My former PKI work mates. I really do appreciate the things you shared with me. All of you are good friends indeed, no doubts about that. You have been very good to me. You even helped me find a job, even offered one, when I am finding one. But I declined. I had already found my fulfillment in programming already. My frustrations about computers that started when I was in high school has been answered. Behind all of it, I am thanking you all because you are still there despite my attitude. I hope we see each other again soon. I hope our grand reunion in the Cathedral of Taal is still in effect. I will be there...but the wheels part, I am still working on it. Again, I am sorry and I thank you.
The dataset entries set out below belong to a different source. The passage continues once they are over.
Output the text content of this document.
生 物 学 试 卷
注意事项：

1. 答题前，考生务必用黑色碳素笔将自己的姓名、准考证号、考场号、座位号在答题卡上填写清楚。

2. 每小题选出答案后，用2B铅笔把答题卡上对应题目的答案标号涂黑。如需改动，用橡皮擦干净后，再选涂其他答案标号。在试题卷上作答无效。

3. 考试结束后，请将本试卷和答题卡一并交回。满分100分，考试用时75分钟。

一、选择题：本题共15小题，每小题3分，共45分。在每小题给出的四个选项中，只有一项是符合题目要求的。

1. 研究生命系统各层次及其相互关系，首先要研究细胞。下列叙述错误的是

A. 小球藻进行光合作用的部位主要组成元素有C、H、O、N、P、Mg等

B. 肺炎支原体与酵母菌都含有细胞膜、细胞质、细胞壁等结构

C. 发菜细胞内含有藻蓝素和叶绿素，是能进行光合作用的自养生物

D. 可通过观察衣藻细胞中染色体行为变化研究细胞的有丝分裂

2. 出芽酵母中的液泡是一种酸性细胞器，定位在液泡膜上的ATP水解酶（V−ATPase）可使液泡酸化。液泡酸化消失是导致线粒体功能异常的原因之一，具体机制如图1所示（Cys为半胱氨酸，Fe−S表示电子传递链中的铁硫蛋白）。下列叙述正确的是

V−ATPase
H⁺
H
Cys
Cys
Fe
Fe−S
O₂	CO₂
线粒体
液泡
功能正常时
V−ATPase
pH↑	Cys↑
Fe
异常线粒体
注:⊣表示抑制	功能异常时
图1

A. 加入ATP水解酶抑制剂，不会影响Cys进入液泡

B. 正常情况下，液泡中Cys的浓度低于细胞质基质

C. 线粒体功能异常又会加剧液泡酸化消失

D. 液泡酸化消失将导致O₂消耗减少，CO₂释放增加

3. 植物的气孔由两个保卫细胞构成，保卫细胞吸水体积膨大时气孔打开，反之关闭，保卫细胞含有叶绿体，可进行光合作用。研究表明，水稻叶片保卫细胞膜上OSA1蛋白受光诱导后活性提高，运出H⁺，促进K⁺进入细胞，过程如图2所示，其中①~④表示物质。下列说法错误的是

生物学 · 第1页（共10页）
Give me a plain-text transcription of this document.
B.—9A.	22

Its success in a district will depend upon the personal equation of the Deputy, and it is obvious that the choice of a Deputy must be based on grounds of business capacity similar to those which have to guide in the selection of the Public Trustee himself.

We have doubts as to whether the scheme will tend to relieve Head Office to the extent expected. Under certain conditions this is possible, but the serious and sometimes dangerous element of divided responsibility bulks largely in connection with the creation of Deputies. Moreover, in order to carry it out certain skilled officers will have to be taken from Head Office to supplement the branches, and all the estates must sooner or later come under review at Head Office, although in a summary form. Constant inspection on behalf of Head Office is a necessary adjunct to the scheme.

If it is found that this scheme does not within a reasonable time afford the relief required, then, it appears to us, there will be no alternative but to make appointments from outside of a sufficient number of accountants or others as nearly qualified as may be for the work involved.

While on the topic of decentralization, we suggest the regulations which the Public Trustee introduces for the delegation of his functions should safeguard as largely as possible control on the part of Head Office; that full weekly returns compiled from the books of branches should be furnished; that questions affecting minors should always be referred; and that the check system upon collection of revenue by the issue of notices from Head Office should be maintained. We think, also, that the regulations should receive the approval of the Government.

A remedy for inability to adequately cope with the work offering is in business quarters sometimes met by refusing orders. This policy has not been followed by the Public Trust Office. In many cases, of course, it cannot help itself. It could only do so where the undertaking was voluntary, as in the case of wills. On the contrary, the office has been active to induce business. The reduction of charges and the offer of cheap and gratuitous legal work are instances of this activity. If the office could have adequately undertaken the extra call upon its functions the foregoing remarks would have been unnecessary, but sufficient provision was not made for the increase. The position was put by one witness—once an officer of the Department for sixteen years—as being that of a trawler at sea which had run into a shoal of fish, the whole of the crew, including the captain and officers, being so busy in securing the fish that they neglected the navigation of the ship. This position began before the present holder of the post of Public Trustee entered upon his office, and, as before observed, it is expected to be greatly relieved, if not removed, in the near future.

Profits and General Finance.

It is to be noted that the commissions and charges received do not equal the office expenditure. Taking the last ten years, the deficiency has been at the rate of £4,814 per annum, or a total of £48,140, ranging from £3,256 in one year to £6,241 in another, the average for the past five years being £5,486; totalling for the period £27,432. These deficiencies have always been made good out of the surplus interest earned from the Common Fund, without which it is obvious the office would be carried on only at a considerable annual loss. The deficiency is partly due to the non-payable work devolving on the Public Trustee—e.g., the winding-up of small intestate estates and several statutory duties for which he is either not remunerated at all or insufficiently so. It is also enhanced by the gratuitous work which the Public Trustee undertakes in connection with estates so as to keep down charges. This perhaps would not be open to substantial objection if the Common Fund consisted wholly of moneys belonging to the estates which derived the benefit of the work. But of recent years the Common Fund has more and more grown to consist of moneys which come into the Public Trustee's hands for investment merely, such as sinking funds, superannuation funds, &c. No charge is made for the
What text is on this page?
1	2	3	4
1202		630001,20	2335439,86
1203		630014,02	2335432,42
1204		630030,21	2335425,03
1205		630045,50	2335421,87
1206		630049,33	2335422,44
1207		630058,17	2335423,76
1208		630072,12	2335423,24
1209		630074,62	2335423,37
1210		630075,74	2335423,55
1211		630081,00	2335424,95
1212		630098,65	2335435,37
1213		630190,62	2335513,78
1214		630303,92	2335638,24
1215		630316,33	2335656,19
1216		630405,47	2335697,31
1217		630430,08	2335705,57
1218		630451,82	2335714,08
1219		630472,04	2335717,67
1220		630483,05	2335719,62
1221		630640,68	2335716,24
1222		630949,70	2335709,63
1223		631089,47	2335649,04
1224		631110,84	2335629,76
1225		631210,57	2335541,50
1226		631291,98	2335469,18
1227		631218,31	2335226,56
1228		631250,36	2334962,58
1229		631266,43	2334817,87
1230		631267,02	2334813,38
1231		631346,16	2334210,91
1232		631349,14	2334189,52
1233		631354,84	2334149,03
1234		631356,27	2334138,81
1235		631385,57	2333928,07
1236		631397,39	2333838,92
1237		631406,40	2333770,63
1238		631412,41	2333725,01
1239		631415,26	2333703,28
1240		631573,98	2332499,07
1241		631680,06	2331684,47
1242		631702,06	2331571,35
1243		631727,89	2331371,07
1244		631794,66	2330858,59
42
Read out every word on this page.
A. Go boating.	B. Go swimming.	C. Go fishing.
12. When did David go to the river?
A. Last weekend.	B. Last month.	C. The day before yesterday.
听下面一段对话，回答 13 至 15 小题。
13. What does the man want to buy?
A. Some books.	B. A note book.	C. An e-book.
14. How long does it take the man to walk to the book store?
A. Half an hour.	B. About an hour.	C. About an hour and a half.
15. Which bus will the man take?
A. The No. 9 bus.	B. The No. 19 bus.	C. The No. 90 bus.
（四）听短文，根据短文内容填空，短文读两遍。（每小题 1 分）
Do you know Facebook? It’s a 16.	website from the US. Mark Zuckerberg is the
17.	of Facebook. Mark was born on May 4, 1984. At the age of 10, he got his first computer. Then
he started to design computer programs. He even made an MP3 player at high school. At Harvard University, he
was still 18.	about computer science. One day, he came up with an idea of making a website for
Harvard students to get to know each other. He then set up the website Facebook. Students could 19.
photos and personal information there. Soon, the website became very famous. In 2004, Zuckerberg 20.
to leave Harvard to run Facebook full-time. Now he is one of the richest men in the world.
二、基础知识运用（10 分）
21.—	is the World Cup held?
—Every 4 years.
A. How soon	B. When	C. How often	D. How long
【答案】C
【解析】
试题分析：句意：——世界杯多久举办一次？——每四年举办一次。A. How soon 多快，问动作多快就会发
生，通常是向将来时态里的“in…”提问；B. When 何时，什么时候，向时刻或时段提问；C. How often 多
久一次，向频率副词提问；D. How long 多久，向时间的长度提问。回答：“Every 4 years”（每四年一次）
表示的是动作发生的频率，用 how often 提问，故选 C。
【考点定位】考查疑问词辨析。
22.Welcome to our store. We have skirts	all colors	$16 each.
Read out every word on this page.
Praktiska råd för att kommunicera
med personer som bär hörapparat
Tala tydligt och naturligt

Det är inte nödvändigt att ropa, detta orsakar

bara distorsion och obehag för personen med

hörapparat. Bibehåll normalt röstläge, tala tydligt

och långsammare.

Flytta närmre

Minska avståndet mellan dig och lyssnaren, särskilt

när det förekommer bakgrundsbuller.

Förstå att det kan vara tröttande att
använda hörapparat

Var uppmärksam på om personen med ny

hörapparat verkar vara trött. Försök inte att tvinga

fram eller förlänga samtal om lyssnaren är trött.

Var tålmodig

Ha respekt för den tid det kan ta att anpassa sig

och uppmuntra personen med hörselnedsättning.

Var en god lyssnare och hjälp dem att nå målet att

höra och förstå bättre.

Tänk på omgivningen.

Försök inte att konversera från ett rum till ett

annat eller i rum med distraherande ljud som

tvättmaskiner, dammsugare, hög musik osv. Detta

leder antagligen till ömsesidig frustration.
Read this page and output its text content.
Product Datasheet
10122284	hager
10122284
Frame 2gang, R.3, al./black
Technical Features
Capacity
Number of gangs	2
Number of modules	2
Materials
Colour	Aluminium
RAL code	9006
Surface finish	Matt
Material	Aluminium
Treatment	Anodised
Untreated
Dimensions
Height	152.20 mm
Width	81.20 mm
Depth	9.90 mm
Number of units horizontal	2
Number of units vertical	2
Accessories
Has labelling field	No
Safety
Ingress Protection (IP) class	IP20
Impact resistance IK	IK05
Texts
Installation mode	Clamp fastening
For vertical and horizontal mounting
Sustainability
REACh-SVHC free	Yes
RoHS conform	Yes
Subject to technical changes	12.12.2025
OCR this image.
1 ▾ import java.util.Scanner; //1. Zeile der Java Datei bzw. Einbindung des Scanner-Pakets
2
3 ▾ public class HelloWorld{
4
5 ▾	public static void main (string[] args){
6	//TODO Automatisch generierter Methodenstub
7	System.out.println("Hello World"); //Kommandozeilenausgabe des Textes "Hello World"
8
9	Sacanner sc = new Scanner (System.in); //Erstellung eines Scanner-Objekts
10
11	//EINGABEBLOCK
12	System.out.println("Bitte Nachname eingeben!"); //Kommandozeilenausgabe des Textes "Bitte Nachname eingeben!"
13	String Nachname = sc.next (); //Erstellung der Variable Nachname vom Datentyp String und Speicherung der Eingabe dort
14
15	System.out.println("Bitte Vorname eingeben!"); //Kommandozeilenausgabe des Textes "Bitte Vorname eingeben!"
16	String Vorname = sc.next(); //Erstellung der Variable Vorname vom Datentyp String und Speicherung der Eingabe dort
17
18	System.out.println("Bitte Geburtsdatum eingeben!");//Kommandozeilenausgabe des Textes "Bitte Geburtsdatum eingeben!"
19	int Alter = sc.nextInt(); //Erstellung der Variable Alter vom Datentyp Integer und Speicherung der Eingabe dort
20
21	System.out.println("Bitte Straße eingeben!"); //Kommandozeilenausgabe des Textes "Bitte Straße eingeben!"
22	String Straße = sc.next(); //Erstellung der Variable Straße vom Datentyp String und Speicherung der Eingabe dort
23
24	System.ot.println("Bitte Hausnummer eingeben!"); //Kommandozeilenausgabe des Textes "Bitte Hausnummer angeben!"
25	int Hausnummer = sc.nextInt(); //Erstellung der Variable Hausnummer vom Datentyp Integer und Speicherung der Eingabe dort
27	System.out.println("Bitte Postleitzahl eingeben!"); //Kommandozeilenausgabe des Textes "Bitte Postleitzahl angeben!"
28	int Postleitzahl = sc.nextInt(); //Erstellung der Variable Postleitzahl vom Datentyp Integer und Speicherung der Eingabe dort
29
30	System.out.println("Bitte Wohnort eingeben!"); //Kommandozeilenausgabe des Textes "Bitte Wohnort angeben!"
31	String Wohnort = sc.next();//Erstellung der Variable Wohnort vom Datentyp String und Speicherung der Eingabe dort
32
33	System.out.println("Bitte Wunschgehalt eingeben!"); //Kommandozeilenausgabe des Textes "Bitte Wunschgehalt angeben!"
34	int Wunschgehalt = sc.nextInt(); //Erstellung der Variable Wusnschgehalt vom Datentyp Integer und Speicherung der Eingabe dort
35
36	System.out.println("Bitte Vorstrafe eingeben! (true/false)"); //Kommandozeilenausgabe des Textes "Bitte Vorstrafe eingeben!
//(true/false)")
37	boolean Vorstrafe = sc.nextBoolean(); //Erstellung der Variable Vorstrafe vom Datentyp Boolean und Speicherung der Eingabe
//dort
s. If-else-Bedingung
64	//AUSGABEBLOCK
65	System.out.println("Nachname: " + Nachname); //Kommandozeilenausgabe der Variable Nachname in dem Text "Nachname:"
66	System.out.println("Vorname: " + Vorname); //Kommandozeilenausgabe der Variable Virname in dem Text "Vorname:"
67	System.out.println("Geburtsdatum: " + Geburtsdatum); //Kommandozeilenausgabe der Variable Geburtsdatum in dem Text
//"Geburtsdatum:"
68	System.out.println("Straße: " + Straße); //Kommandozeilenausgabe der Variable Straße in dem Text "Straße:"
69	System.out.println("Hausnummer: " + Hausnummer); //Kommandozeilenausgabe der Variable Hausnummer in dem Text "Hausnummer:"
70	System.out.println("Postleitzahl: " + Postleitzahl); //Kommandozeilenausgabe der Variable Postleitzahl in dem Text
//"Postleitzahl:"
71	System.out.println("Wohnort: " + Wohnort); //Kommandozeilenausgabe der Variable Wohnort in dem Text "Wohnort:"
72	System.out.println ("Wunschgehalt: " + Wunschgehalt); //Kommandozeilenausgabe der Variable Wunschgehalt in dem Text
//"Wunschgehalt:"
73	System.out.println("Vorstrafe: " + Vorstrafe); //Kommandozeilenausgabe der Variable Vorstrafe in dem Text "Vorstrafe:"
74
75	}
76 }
Ms Jone, sorry if I wasn't able to meet you last November. It has been a long time since we got our little talk in a Starbucks shop way back when I am in Sony Life. I really missed that so much. But due to work I wasn't able to do that. I hope you would understand. I hope you will stay as my friend as the year 2013 replaces the 2012. Miss you much!
To my family. Mama, Papa, and to my siblings. This is the first Christmas and New Year that I won't be with you. I already explained that I got work during those days. But behind those things, I am really sorry for my shortcomings. Sorry for being not a good son to you Mama and Papa, and a brother to my siblings. I know that this is unforgivable. I know this is not the right time to think about my self because I should have been thinking about your welfare. But I found myself looking for something. It is hard to explain. You were right Mama, that I am not getting any younger anymore. And I should think for my future. I am also thinking about that. Taking all things into consideration. I hope you would understand Ma, I hope you can give this shot to me - To think for my self, doing everything in my own way and in my terms, with God's guidance. But do not worry Ma, Pa. This is not only for me, but for all of you as well. I love you Ma, Pa. I really do. Even I am not that verbal about it and affectionate. I really do love you. I am always thinking all of you. On the other hand, I am thanking you all because you are the proof that family will always be there no matter what. I am always praying for our welfare. Thank you po.
I am hoping...
I am not going to promise something for the coming New Year that I couldn't fulfill. But will assure that this coming New Year will be fruitful and exciting and full of colors. Also it would include making up with the things I haven't done this 2012. 360 days will still be short, though. But who cares, everything has time, and right timing will make everything comes to their places. 2012 had not been the end of time for humankind (thank God!) so it means we are in our 2nd life already.
I am still praying and hoping for world peace, and love in mankind. I am not losing my hold on it. There is still hope. If there is will be hope, everyone will care. And if everyone cares, love will reign. If love reigns, peace will reside in our hearts. Peace brings all happiness and contentment to every man in this world. Then every person will be smiling away the bad vibes. Isn't cool?
2012 is been a record-breaking year for me. Hoping 2013 will exceed to that.
Happy and Prosperous New Year everyone!!!